La gym du périnée

A quoi ça sert? Comment ça marche? Le Dr de Gasquet nous donne ses conseils pour renforcer cette zone musculaire fondamentale tout en la protégeant.

Pendant longtemps, cet ensemble de muscles, qui s’étend du bas de l’abdomen jusqu’au plancher pelvien, a été le grand oublié des livres d’anatomie. Et pourtant… Acteur clé des fonctions physiologiques de propreté, de l’enfantement et de la sexualité, c’est aussi le muscle de l’effort par excellence. Il est indissociable du diaphragme, l’autre chaîne musculaire stratégique qui fait le lien entre la poitrine et les viscères. Le hic: «La conscience du périnée dans l’enseignement sportif en est à ses balbutiements», déplore le Dr Berna dette de Gasquet*. Spécialisée en périnéologie et professeur de yoga, elle constate les dégâts infligés à ce muscle très exposé chez la femme. Surpoids, accouchement, constipation et sport sont des facteurs de risque. «Les organes de l’abdomen sont suspendus, donc soumis à la gravité.
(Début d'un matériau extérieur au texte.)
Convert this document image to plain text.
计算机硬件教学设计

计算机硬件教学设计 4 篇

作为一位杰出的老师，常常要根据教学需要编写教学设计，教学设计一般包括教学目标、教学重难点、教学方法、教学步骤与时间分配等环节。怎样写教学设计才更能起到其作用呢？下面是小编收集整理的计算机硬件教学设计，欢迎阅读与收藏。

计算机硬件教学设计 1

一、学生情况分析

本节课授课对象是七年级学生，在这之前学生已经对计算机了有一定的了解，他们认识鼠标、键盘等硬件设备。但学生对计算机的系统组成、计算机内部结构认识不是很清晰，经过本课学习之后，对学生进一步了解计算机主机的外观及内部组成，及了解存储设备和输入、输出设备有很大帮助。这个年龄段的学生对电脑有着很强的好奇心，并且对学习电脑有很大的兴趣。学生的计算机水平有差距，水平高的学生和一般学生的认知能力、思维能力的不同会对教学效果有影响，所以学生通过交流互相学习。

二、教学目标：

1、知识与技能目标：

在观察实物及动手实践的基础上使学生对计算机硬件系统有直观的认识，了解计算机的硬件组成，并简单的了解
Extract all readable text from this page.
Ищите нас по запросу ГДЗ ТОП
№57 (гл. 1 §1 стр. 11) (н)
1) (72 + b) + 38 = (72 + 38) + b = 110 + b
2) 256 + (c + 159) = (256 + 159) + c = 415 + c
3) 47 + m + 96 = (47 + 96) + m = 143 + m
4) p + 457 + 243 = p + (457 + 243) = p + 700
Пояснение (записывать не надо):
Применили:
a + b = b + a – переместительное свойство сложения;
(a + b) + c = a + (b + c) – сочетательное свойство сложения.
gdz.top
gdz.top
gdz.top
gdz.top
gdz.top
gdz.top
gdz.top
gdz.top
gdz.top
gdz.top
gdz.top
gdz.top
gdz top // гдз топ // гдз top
Toute pression supplémentaire pèse sur le périnée qui finit par céder, entraînant les organes à sa suite et un cortège de symptômes. Chez les jeunes athlètes féminines qui préparent les jeux Olympiques, on relève, en moyenne selon les disciplines, 60% d’incontinence (80% pour le trampoline)», pointe la professionnelle qui intervient dans la formation des instructeurs.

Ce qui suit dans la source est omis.